Crociere a Trieste, via vai di transenne e rifiuti di plastica gettati a terra – Nota di Maria Luisa Paglia
Scovaze – Crociere e plastica in mare, PD: “La città non può trasformarsi in una discarica usa e getta”
Il Partito Democratico di Trieste denuncia una situazione che dimostra come, troppo spesso, alla propaganda sulla sostenibilità non corrispondano comportamenti coerenti.
In occasione dell’attracco delle navi da crociera lungo le Rive, secondo una segnalazione, l’area di sosta viene recintata utilizzando centinaia di fascette in plastica per collegare le transenne.
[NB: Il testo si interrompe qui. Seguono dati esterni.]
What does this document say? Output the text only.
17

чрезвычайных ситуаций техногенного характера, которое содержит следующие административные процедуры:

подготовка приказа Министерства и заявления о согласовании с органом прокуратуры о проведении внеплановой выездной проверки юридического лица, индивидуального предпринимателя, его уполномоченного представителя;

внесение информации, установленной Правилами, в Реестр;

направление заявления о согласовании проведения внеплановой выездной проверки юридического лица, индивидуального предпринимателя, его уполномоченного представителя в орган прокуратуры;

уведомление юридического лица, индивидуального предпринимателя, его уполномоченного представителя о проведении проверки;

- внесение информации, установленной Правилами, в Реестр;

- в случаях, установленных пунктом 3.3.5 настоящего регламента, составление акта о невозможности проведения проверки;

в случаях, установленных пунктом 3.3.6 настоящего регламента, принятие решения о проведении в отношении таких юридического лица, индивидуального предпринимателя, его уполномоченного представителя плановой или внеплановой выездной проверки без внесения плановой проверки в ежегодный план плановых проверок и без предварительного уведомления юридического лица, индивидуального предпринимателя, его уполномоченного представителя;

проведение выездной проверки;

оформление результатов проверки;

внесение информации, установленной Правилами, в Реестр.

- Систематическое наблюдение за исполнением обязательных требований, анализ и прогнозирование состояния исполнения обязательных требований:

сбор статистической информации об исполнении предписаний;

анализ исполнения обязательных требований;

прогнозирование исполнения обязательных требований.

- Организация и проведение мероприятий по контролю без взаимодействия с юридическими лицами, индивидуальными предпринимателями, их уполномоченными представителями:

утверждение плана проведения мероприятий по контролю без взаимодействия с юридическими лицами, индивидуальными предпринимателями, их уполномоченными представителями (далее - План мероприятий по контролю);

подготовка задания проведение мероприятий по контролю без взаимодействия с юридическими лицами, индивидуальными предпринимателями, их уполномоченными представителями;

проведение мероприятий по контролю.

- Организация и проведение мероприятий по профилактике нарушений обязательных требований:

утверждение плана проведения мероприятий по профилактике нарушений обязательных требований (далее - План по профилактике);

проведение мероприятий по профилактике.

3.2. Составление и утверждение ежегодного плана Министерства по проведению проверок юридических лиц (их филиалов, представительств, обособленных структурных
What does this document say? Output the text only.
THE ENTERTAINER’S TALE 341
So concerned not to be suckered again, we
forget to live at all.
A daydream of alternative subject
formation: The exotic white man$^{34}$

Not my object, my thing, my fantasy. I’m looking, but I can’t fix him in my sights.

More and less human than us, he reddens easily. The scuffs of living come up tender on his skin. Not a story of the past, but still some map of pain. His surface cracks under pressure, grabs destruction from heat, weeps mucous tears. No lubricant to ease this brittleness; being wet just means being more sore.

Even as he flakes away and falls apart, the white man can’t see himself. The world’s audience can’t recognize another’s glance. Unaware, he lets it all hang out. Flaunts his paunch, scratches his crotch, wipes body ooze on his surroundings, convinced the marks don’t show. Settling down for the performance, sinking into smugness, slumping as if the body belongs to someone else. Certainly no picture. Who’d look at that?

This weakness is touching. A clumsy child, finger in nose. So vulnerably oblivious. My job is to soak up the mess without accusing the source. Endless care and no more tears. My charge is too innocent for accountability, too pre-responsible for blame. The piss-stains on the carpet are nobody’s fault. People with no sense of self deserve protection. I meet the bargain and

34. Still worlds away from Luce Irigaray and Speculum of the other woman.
Terminato l’utilizzo, le fascette vengono tagliate e abbandonate a terra, a due passi dal mare.
«Parliamo di centinaia di pezzi di plastica non biodegradabile che, con vento o pioggia, rischiano di finire nel nostro Golfo. La cosa più grave è che non sembra un’eccezione, ma una prassi a ogni attracco» denuncia la segretaria del PD di Trieste, Maria Luisa Paglia.
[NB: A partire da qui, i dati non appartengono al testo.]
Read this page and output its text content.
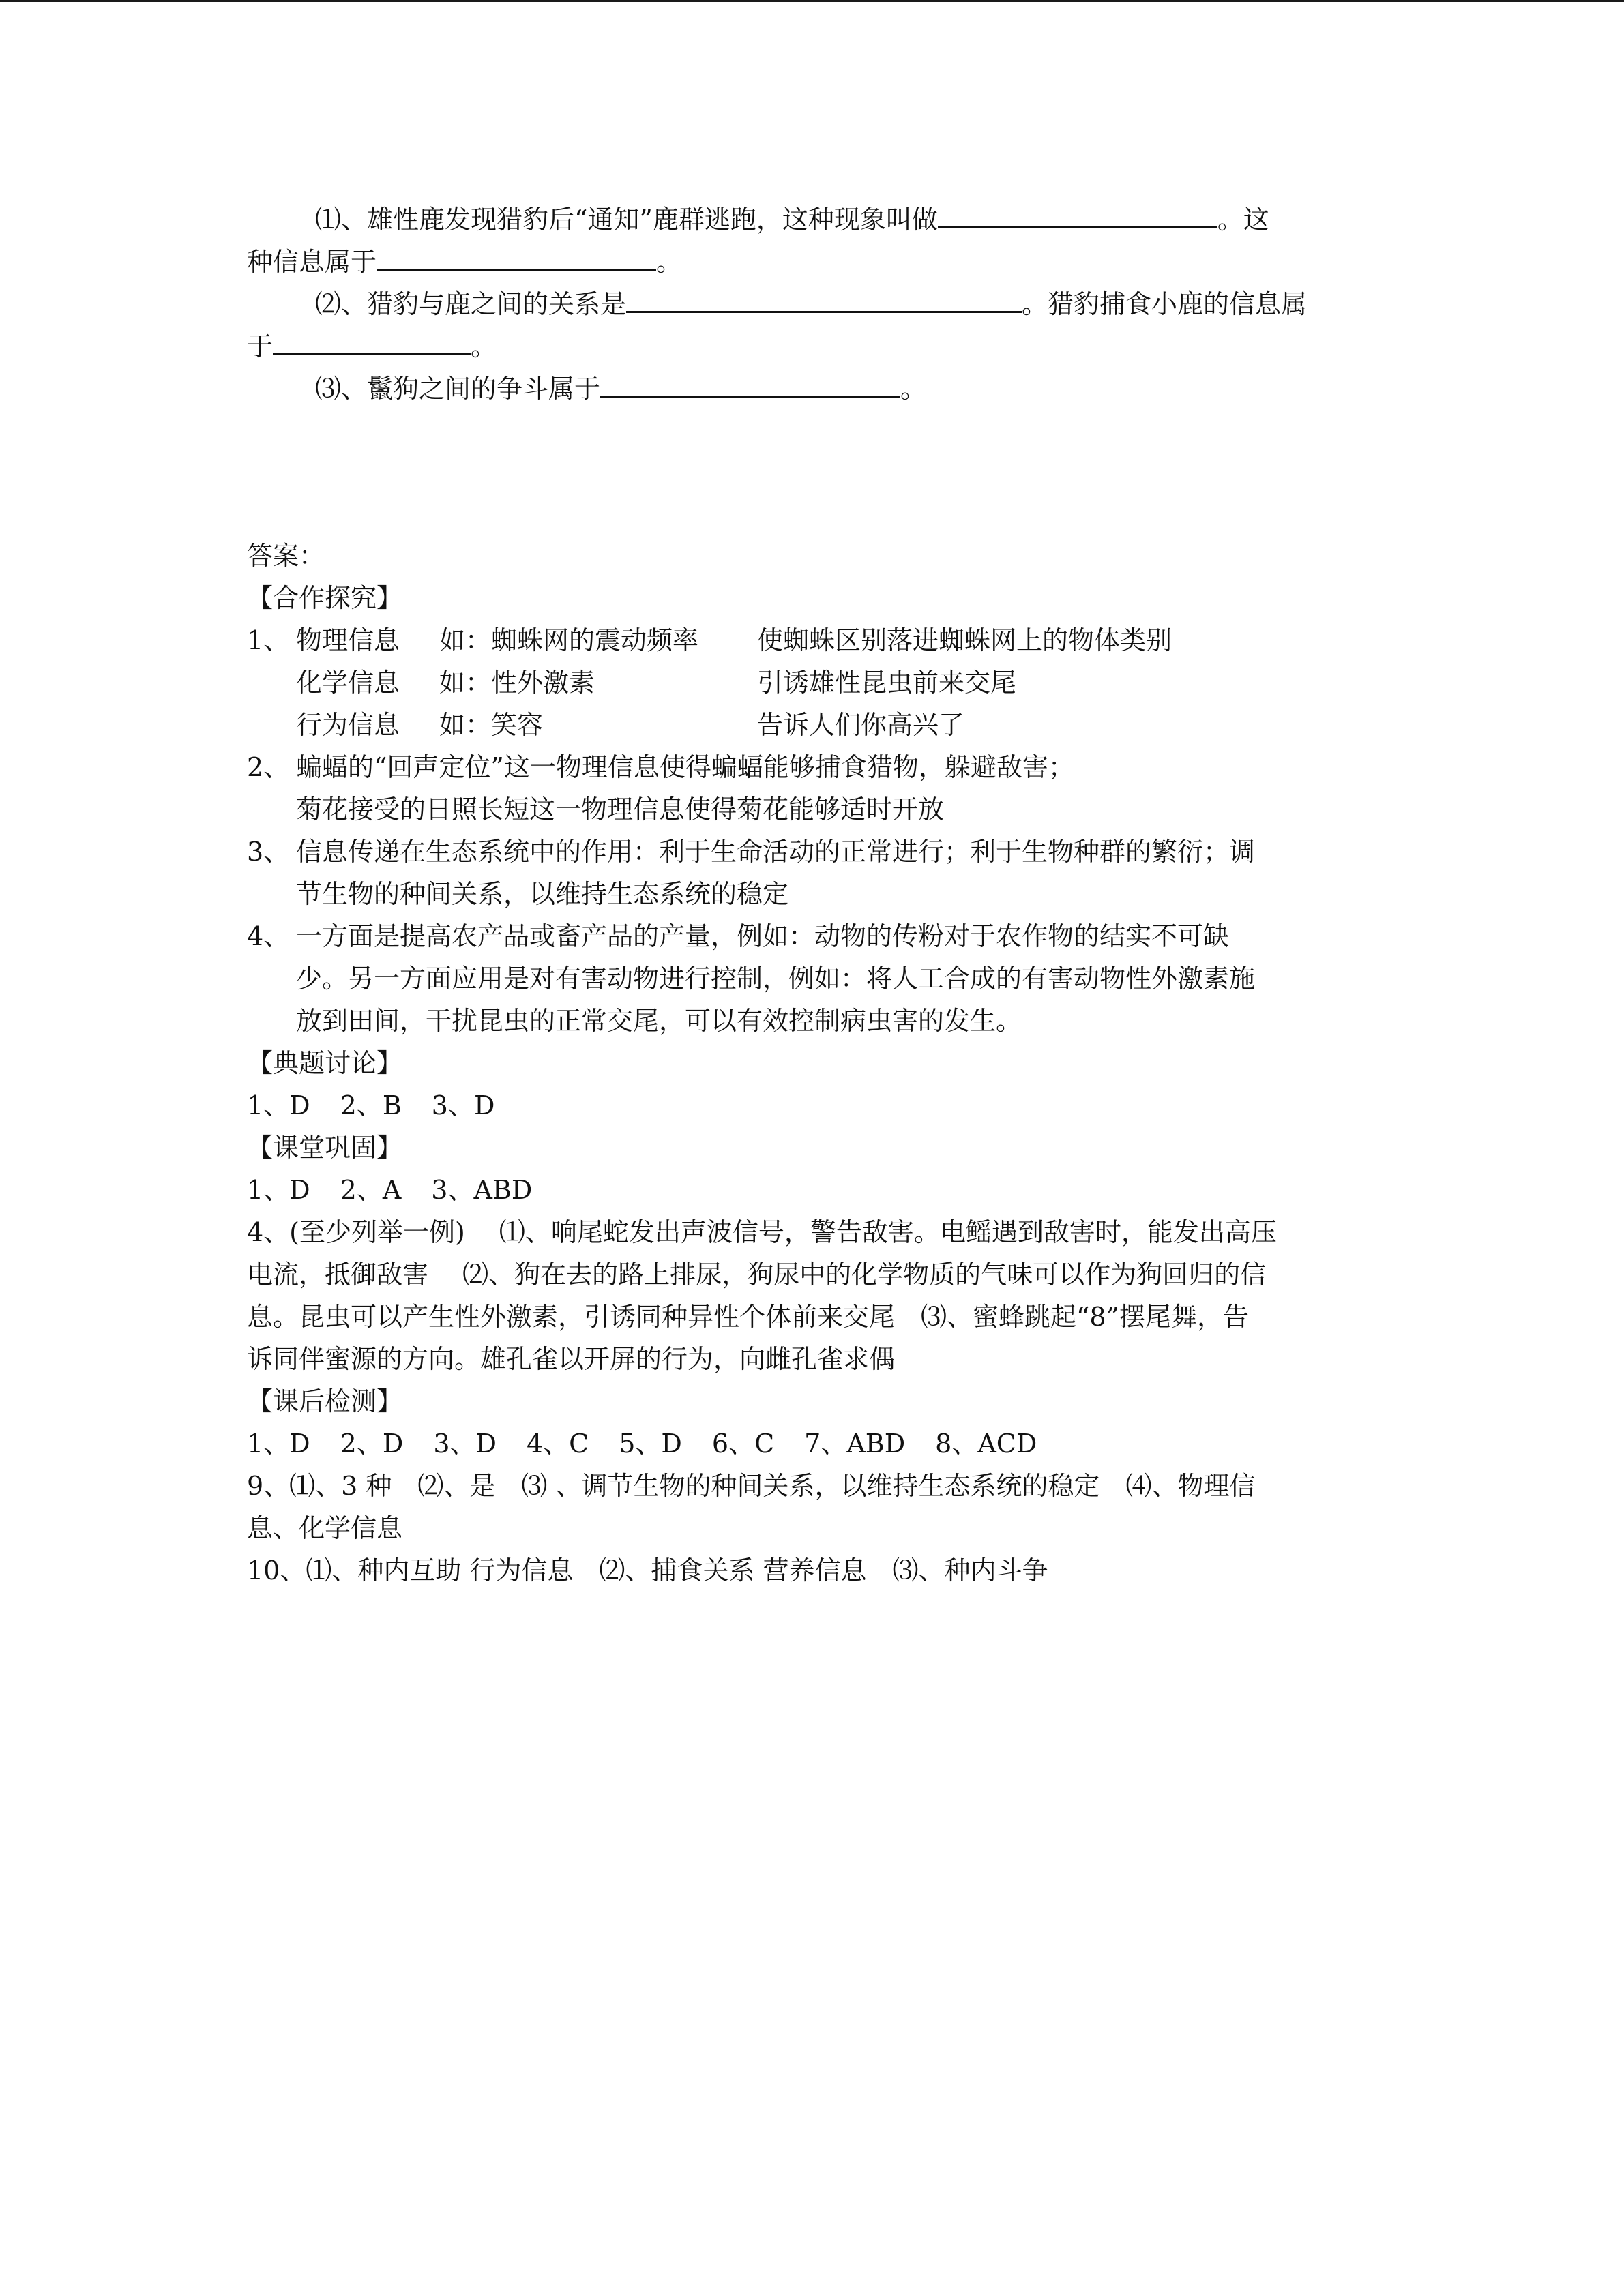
⑴、雄性鹿发现猎豹后“通知”鹿群逃跑，这种现象叫做	。这
种信息属于	。
⑵、猎豹与鹿之间的关系是	。猎豹捕食小鹿的信息属
于	。
⑶、鬣狗之间的争斗属于	。
答案：
【合作探究】
1、 物理信息 如：蜘蛛网的震动频率 使蜘蛛区别落进蜘蛛网上的物体类别
化学信息 如：性外激素	引诱雄性昆虫前来交尾
行为信息 如：笑容	告诉人们你高兴了
2、 蝙蝠的“回声定位”这一物理信息使得蝙蝠能够捕食猎物，躲避敌害；
菊花接受的日照长短这一物理信息使得菊花能够适时开放
3、 信息传递在生态系统中的作用：利于生命活动的正常进行；利于生物种群的繁衍；调
节生物的种间关系，以维持生态系统的稳定
4、 一方面是提高农产品或畜产品的产量，例如：动物的传粉对于农作物的结实不可缺
少。另一方面应用是对有害动物进行控制，例如：将人工合成的有害动物性外激素施
放到田间，干扰昆虫的正常交尾，可以有效控制病虫害的发生。
【典题讨论】
1、D 2、B 3、D
【课堂巩固】
1、D 2、A 3、ABD
4、(至少列举一例)　 ⑴、响尾蛇发出声波信号，警告敌害。电鳐遇到敌害时，能发出高压
电流，抵御敌害　 ⑵、狗在去的路上排尿，狗尿中的化学物质的气味可以作为狗回归的信
息。昆虫可以产生性外激素，引诱同种异性个体前来交尾　⑶、蜜蜂跳起“8”摆尾舞，告
诉同伴蜜源的方向。雄孔雀以开屏的行为，向雌孔雀求偶
【课后检测】
1、D 2、D 3、D 4、C 5、D 6、C 7、ABD 8、ACD
9、⑴、3 种　⑵、是　⑶ 、调节生物的种间关系，以维持生态系统的稳定　⑷、物理信
息、化学信息
10、⑴、种内互助 行为信息　⑵、捕食关系 营养信息　⑶、种内斗争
Trieste punta a promuoversi come città del mare e del turismo sostenibile, ma questa immagine perde credibilità se si tollerano comportamenti che producono rifiuti plastici destinati a disperdersi nell’ambiente. Non servono campagne di sensibilizzazione se poi manca l’attenzione nelle azioni più semplici.
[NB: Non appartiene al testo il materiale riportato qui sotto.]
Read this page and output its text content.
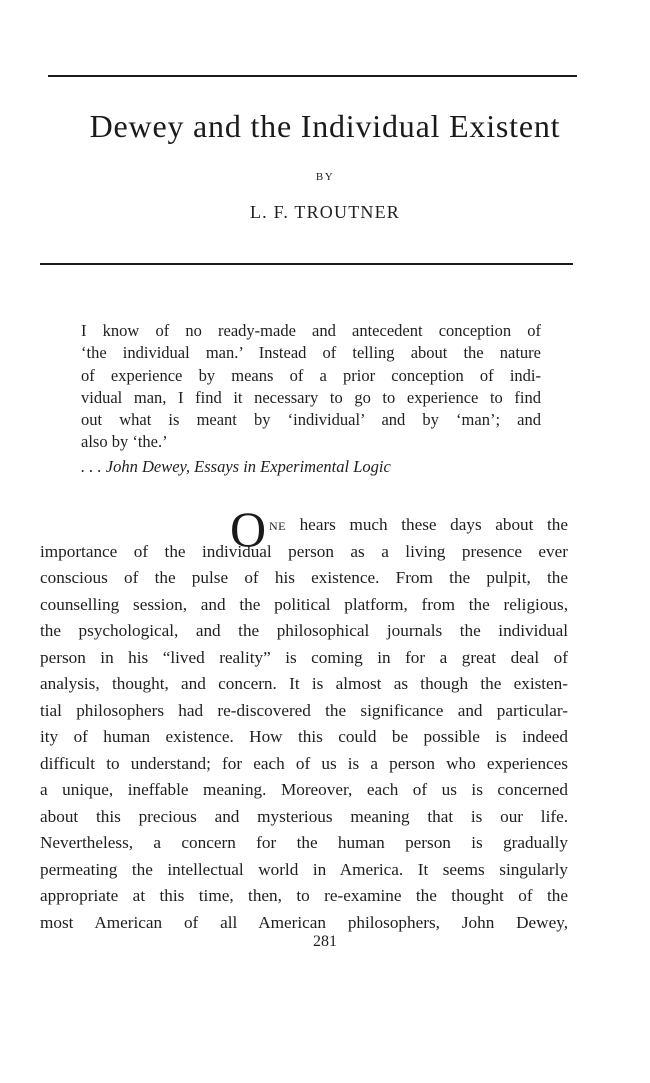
Dewey and the Individual Existent
BY
L. F. TROUTNER
I know of no ready-made and antecedent conception of
‘the individual man.’ Instead of telling about the nature
of experience by means of a prior conception of indi-
vidual man, I find it necessary to go to experience to find
out what is meant by ‘individual’ and by ‘man’; and
also by ‘the.’
. . . John Dewey, Essays in Experimental Logic
O NE hears much these days about the
importance of the individual person as a living presence ever
conscious of the pulse of his existence. From the pulpit, the
counselling session, and the political platform, from the religious,
the psychological, and the philosophical journals the individual
person in his “lived reality” is coming in for a great deal of
analysis, thought, and concern. It is almost as though the existen-
tial philosophers had re-discovered the significance and particular-
ity of human existence. How this could be possible is indeed
difficult to understand; for each of us is a person who experiences
a unique, ineffable meaning. Moreover, each of us is concerned
about this precious and mysterious meaning that is our life.
Nevertheless, a concern for the human person is gradually
permeating the intellectual world in America. It seems singularly
appropriate at this time, then, to re-examine the thought of the
most American of all American philosophers, John Dewey,
281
A nome del PD, la segretaria chiede «che venga verificata la gestione di queste operazioni, introducendo procedure per la raccolta sistematica del materiale o, meglio ancora, l’impiego di sistemi riutilizzabili. L’ambiente non si tutela con gli slogan, ma con organizzazione e rispetto. Se vogliamo fare del mare il simbolo di Trieste, dobbiamo evitare di trasformarlo nel destinatario di centinaia di pezzi di plastica.»